Judge Long of the Massachusetts Land Court recently reaffirmed his groundbreaking May decision invalidating a foreclosure sale due to a lack of properly-recorded assignment. The assignment issue came down to this. Due to the bundling of mortgages for sale and trading on Wall Street, mortgages have been transfered more and more frequently over the past few years. Under Massachusetts mortgage law, these transfers have to be documented at the registry of deeds, and only the record owner of the mortgage has the right to foreclose. Before Judge Long's ruling the practice had been to backdate the various mortgage assignments after a foreclosure sale to clean up the chain of title. Judge Long held that this was impermissible and that the assignments had be recorded on the date of the foreclosure.
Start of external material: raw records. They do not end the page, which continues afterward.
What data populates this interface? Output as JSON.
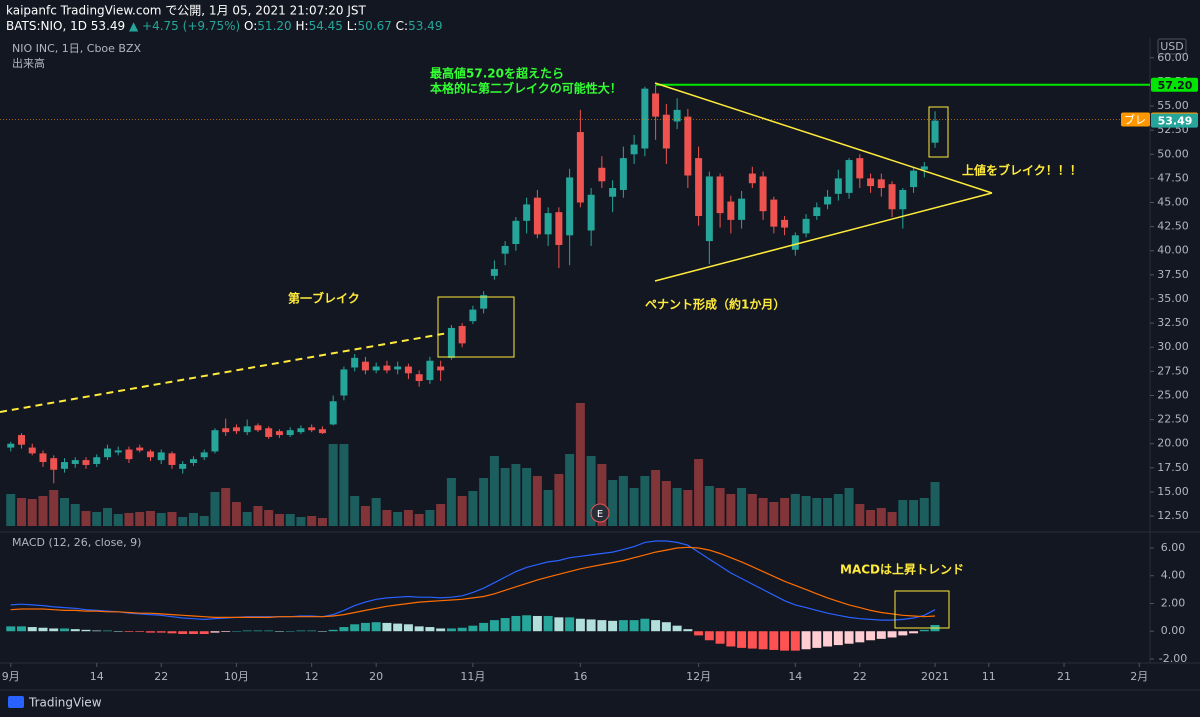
{
  "header": {
    "publisher": "kaipanfc TradingView.com で公開, 1月 05, 2021 21:07:20 JST",
    "symbol": "BATS:NIO, 1D",
    "price": "53.49",
    "arrow": "▲",
    "change": "+4.75 (+9.75%)",
    "o_label": "O:",
    "o": "51.20",
    "h_label": "H:",
    "h": "54.45",
    "l_label": "L:",
    "l": "50.67",
    "c_label": "C:",
    "c": "53.49"
  },
  "annotations": {
    "target_note": [
      "最高値57.20を超えたら",
      "本格的に第二ブレイクの可能性大！"
    ],
    "first_break": "第一ブレイク",
    "pennant": "ペナント形成（約1か月）",
    "breakout": "上値をブレイク！！！",
    "macd_note": "MACDは上昇トレンド"
  },
  "footer": "TradingView",
  "chart_data": [
    {
      "type": "candlestick",
      "title": "NIO INC, 1日, Cboe BZX",
      "volume_label": "出来高",
      "y_unit": "USD",
      "earnings_label": "E",
      "up_color": "#26a69a",
      "down_color": "#ef5350",
      "grid": false,
      "ylim": [
        10.85,
        62.05
      ],
      "yticks": [
        {
          "value": 12.5,
          "label": "12.50"
        },
        {
          "value": 15,
          "label": "15.00"
        },
        {
          "value": 17.5,
          "label": "17.50"
        },
        {
          "value": 20,
          "label": "20.00"
        },
        {
          "value": 22.5,
          "label": "22.50"
        },
        {
          "value": 25,
          "label": "25.00"
        },
        {
          "value": 27.5,
          "label": "27.50"
        },
        {
          "value": 30,
          "label": "30.00"
        },
        {
          "value": 32.5,
          "label": "32.50"
        },
        {
          "value": 35,
          "label": "35.00"
        },
        {
          "value": 37.5,
          "label": "37.50"
        },
        {
          "value": 40,
          "label": "40.00"
        },
        {
          "value": 42.5,
          "label": "42.50"
        },
        {
          "value": 45,
          "label": "45.00"
        },
        {
          "value": 47.5,
          "label": "47.50"
        },
        {
          "value": 50,
          "label": "50.00"
        },
        {
          "value": 52.5,
          "label": "52.50"
        },
        {
          "value": 55,
          "label": "55.00"
        },
        {
          "value": 57.5,
          "label": "57.50"
        },
        {
          "value": 60,
          "label": "60.00"
        }
      ],
      "price_tags": [
        {
          "value": 57.2,
          "label": "57.20",
          "color": "#00e600",
          "text_color": "#131722",
          "line": "solid"
        },
        {
          "name": "ブレ",
          "value": 53.6,
          "label": "53.60",
          "color": "#ff9800",
          "text_color": "#ffffff",
          "line": "dotted"
        },
        {
          "value": 53.49,
          "label": "53.49",
          "color": "#26a69a",
          "text_color": "#ffffff"
        }
      ],
      "ohlc": [
        [
          19.6,
          20.2,
          19.2,
          20.0
        ],
        [
          20.9,
          21.1,
          19.5,
          19.9
        ],
        [
          19.6,
          20.0,
          18.8,
          19.0
        ],
        [
          19.0,
          19.3,
          17.6,
          18.1
        ],
        [
          18.5,
          18.8,
          15.9,
          17.3
        ],
        [
          17.4,
          18.5,
          17.0,
          18.1
        ],
        [
          17.9,
          18.6,
          17.5,
          18.3
        ],
        [
          18.3,
          18.6,
          17.4,
          17.8
        ],
        [
          17.9,
          18.9,
          17.6,
          18.6
        ],
        [
          18.6,
          19.9,
          18.3,
          19.5
        ],
        [
          19.1,
          19.7,
          18.8,
          19.3
        ],
        [
          19.4,
          19.7,
          18.0,
          18.4
        ],
        [
          19.6,
          19.9,
          19.1,
          19.3
        ],
        [
          19.2,
          19.4,
          18.2,
          18.6
        ],
        [
          18.3,
          19.4,
          17.9,
          19.1
        ],
        [
          19.0,
          19.2,
          17.4,
          17.8
        ],
        [
          17.4,
          18.2,
          16.9,
          17.9
        ],
        [
          18.0,
          18.7,
          17.7,
          18.4
        ],
        [
          18.6,
          19.4,
          18.3,
          19.1
        ],
        [
          19.2,
          21.6,
          19.0,
          21.4
        ],
        [
          21.6,
          22.6,
          20.8,
          21.2
        ],
        [
          21.7,
          22.0,
          21.0,
          21.3
        ],
        [
          21.2,
          22.5,
          20.9,
          21.8
        ],
        [
          21.9,
          22.1,
          21.2,
          21.4
        ],
        [
          21.6,
          21.8,
          20.5,
          20.7
        ],
        [
          21.3,
          21.5,
          20.6,
          20.9
        ],
        [
          20.9,
          21.7,
          20.7,
          21.4
        ],
        [
          21.2,
          21.9,
          21.0,
          21.6
        ],
        [
          21.7,
          22.0,
          21.2,
          21.4
        ],
        [
          21.5,
          21.8,
          21.0,
          21.1
        ],
        [
          22.0,
          25.0,
          21.9,
          24.4
        ],
        [
          25.0,
          28.0,
          24.5,
          27.7
        ],
        [
          27.9,
          29.3,
          27.5,
          28.9
        ],
        [
          28.5,
          29.0,
          27.2,
          27.6
        ],
        [
          27.6,
          28.4,
          27.3,
          28.0
        ],
        [
          28.1,
          28.6,
          27.3,
          27.6
        ],
        [
          27.7,
          28.5,
          27.2,
          28.0
        ],
        [
          28.0,
          28.3,
          26.7,
          27.3
        ],
        [
          27.2,
          27.6,
          25.9,
          26.5
        ],
        [
          26.6,
          29.0,
          26.2,
          28.6
        ],
        [
          28.0,
          28.6,
          26.5,
          27.6
        ],
        [
          28.9,
          32.3,
          28.7,
          32.0
        ],
        [
          32.2,
          32.5,
          30.0,
          30.4
        ],
        [
          32.7,
          34.3,
          32.4,
          33.9
        ],
        [
          34.0,
          35.8,
          33.5,
          35.4
        ],
        [
          37.4,
          39.0,
          37.0,
          38.1
        ],
        [
          39.7,
          41.0,
          38.5,
          40.5
        ],
        [
          40.7,
          43.5,
          40.0,
          43.1
        ],
        [
          43.1,
          45.5,
          41.8,
          44.8
        ],
        [
          45.5,
          46.3,
          41.3,
          41.7
        ],
        [
          41.7,
          44.5,
          40.5,
          43.9
        ],
        [
          44.0,
          44.5,
          38.2,
          40.6
        ],
        [
          41.6,
          48.5,
          38.5,
          47.6
        ],
        [
          52.3,
          54.6,
          44.5,
          45.0
        ],
        [
          42.1,
          46.5,
          40.5,
          45.8
        ],
        [
          48.6,
          49.8,
          46.5,
          47.2
        ],
        [
          45.6,
          47.3,
          44.0,
          46.5
        ],
        [
          46.3,
          50.8,
          45.5,
          49.6
        ],
        [
          50.0,
          52.0,
          49.0,
          51.0
        ],
        [
          50.6,
          57.0,
          49.8,
          56.8
        ],
        [
          56.3,
          57.2,
          51.5,
          53.9
        ],
        [
          54.1,
          55.2,
          49.0,
          50.6
        ],
        [
          53.4,
          55.8,
          52.6,
          54.6
        ],
        [
          53.9,
          54.7,
          46.5,
          47.8
        ],
        [
          49.6,
          50.8,
          42.6,
          43.6
        ],
        [
          41.0,
          48.2,
          38.6,
          47.7
        ],
        [
          47.7,
          48.0,
          42.4,
          43.9
        ],
        [
          45.1,
          45.7,
          41.8,
          43.2
        ],
        [
          43.2,
          46.2,
          42.3,
          45.4
        ],
        [
          48.0,
          48.7,
          46.5,
          47.0
        ],
        [
          47.7,
          48.2,
          43.2,
          44.1
        ],
        [
          45.3,
          45.6,
          41.8,
          42.5
        ],
        [
          43.2,
          43.6,
          41.6,
          42.4
        ],
        [
          40.1,
          41.9,
          39.5,
          41.6
        ],
        [
          41.8,
          43.8,
          41.4,
          43.3
        ],
        [
          43.6,
          45.0,
          43.2,
          44.5
        ],
        [
          44.8,
          46.3,
          44.3,
          45.6
        ],
        [
          45.9,
          48.4,
          45.2,
          47.5
        ],
        [
          46.0,
          49.6,
          45.4,
          49.4
        ],
        [
          49.6,
          50.0,
          46.5,
          47.5
        ],
        [
          47.5,
          48.0,
          46.0,
          46.7
        ],
        [
          47.4,
          48.0,
          45.6,
          46.5
        ],
        [
          46.9,
          47.2,
          43.5,
          44.3
        ],
        [
          44.3,
          46.5,
          42.3,
          46.3
        ],
        [
          46.6,
          48.6,
          46.0,
          48.3
        ],
        [
          48.4,
          49.2,
          47.6,
          48.74
        ],
        [
          51.2,
          54.45,
          50.67,
          53.49
        ]
      ],
      "volume_ylim": [
        0,
        300
      ],
      "volume": [
        64,
        56,
        54,
        60,
        72,
        56,
        44,
        30,
        28,
        36,
        24,
        26,
        28,
        30,
        26,
        28,
        18,
        26,
        20,
        68,
        76,
        48,
        28,
        40,
        32,
        24,
        24,
        18,
        20,
        16,
        164,
        164,
        60,
        40,
        56,
        32,
        28,
        32,
        24,
        32,
        44,
        96,
        60,
        70,
        96,
        140,
        116,
        124,
        116,
        100,
        72,
        104,
        144,
        246,
        140,
        124,
        92,
        100,
        76,
        100,
        112,
        90,
        76,
        72,
        134,
        80,
        76,
        64,
        76,
        64,
        56,
        48,
        56,
        64,
        60,
        56,
        56,
        64,
        76,
        44,
        32,
        36,
        28,
        52,
        52,
        56,
        88
      ]
    },
    {
      "type": "macd",
      "title": "MACD (12, 26, close, 9)",
      "xlim": [
        -1,
        106
      ],
      "xticks": [
        {
          "value": 0,
          "label": "9月"
        },
        {
          "value": 8,
          "label": "14"
        },
        {
          "value": 14,
          "label": "22"
        },
        {
          "value": 21,
          "label": "10月"
        },
        {
          "value": 28,
          "label": "12"
        },
        {
          "value": 34,
          "label": "20"
        },
        {
          "value": 43,
          "label": "11月"
        },
        {
          "value": 53,
          "label": "16"
        },
        {
          "value": 64,
          "label": "12月"
        },
        {
          "value": 73,
          "label": "14"
        },
        {
          "value": 79,
          "label": "22"
        },
        {
          "value": 86,
          "label": "2021"
        },
        {
          "value": 91,
          "label": "11"
        },
        {
          "value": 98,
          "label": "21"
        },
        {
          "value": 105,
          "label": "2月"
        }
      ],
      "ylim": [
        -2.29,
        7.08
      ],
      "yticks": [
        {
          "value": 6,
          "label": "6.00"
        },
        {
          "value": 4,
          "label": "4.00"
        },
        {
          "value": 2,
          "label": "2.00"
        },
        {
          "value": 0,
          "label": "0.00"
        },
        {
          "value": -2,
          "label": "-2.00"
        }
      ],
      "histogram_colors": [
        "#26a69a",
        "#b2dfdb",
        "#ffcdd2",
        "#ff5252"
      ],
      "histogram": [
        0.35,
        0.35,
        0.3,
        0.25,
        0.2,
        0.2,
        0.15,
        0.1,
        0.05,
        0.05,
        0.0,
        -0.05,
        -0.05,
        -0.1,
        -0.1,
        -0.15,
        -0.2,
        -0.2,
        -0.2,
        -0.1,
        -0.05,
        0.0,
        0.05,
        0.05,
        0.05,
        0.0,
        0.0,
        0.05,
        0.05,
        0.0,
        0.1,
        0.3,
        0.5,
        0.6,
        0.65,
        0.6,
        0.55,
        0.5,
        0.35,
        0.3,
        0.2,
        0.2,
        0.25,
        0.4,
        0.6,
        0.8,
        0.95,
        1.1,
        1.15,
        1.1,
        1.1,
        1.0,
        1.0,
        0.9,
        0.85,
        0.8,
        0.75,
        0.8,
        0.8,
        0.9,
        0.8,
        0.65,
        0.4,
        0.15,
        -0.3,
        -0.65,
        -0.9,
        -1.1,
        -1.2,
        -1.25,
        -1.3,
        -1.35,
        -1.4,
        -1.4,
        -1.3,
        -1.2,
        -1.1,
        -1.0,
        -0.9,
        -0.8,
        -0.65,
        -0.55,
        -0.45,
        -0.3,
        -0.15,
        0.1,
        0.45
      ],
      "lines": [
        {
          "color": "#2962ff",
          "values": [
            1.9,
            1.95,
            1.9,
            1.85,
            1.75,
            1.7,
            1.65,
            1.55,
            1.5,
            1.45,
            1.4,
            1.3,
            1.25,
            1.2,
            1.15,
            1.05,
            0.95,
            0.9,
            0.85,
            0.9,
            0.95,
            1.0,
            1.05,
            1.05,
            1.05,
            1.05,
            1.05,
            1.1,
            1.1,
            1.05,
            1.2,
            1.5,
            1.85,
            2.1,
            2.3,
            2.4,
            2.45,
            2.5,
            2.45,
            2.45,
            2.4,
            2.45,
            2.55,
            2.8,
            3.1,
            3.5,
            3.9,
            4.3,
            4.6,
            4.8,
            5.0,
            5.1,
            5.3,
            5.4,
            5.5,
            5.6,
            5.7,
            5.9,
            6.1,
            6.4,
            6.5,
            6.5,
            6.4,
            6.2,
            5.7,
            5.2,
            4.7,
            4.2,
            3.8,
            3.4,
            3.0,
            2.6,
            2.2,
            1.9,
            1.7,
            1.5,
            1.3,
            1.15,
            1.0,
            0.9,
            0.85,
            0.8,
            0.8,
            0.85,
            0.95,
            1.15,
            1.55
          ]
        },
        {
          "color": "#ff6d00",
          "values": [
            1.55,
            1.6,
            1.6,
            1.6,
            1.55,
            1.5,
            1.5,
            1.45,
            1.45,
            1.4,
            1.4,
            1.35,
            1.3,
            1.3,
            1.25,
            1.2,
            1.15,
            1.1,
            1.05,
            1.0,
            1.0,
            1.0,
            1.0,
            1.0,
            1.0,
            1.05,
            1.05,
            1.05,
            1.05,
            1.05,
            1.1,
            1.2,
            1.35,
            1.5,
            1.65,
            1.8,
            1.9,
            2.0,
            2.1,
            2.15,
            2.2,
            2.25,
            2.3,
            2.4,
            2.5,
            2.7,
            2.95,
            3.2,
            3.45,
            3.7,
            3.9,
            4.1,
            4.3,
            4.5,
            4.65,
            4.8,
            4.95,
            5.1,
            5.3,
            5.5,
            5.7,
            5.85,
            6.0,
            6.05,
            6.0,
            5.85,
            5.6,
            5.3,
            5.0,
            4.65,
            4.3,
            3.95,
            3.6,
            3.3,
            3.0,
            2.7,
            2.4,
            2.15,
            1.9,
            1.7,
            1.5,
            1.35,
            1.25,
            1.15,
            1.1,
            1.05,
            1.1
          ]
        }
      ]
    }
  ]
}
What does all this mean for consumers here in Massachusetts? First, the validity of many mortgage foreclosures over the past few years have been put into doubt. This has the potential to create serious problems for many parties, including the people who purchased the foreclosed properties. For example, it might be possible to challenge the validity of a foreclosure sale with a backdated assignment and seek to cure the mortgage arrears in a Chapter 13 bankruptcy. However, this would be a very challenging case.
This decision will affect consumers who have defaulted on their mortgages in another way. It will create delay. Mortgage lenders will have to obtain and record the evidence of the assignments leading up to the foreclosing lender. This will take time and effort and will inevitably create more delay in the already bogged-down foreclosure process here in Massachusetts.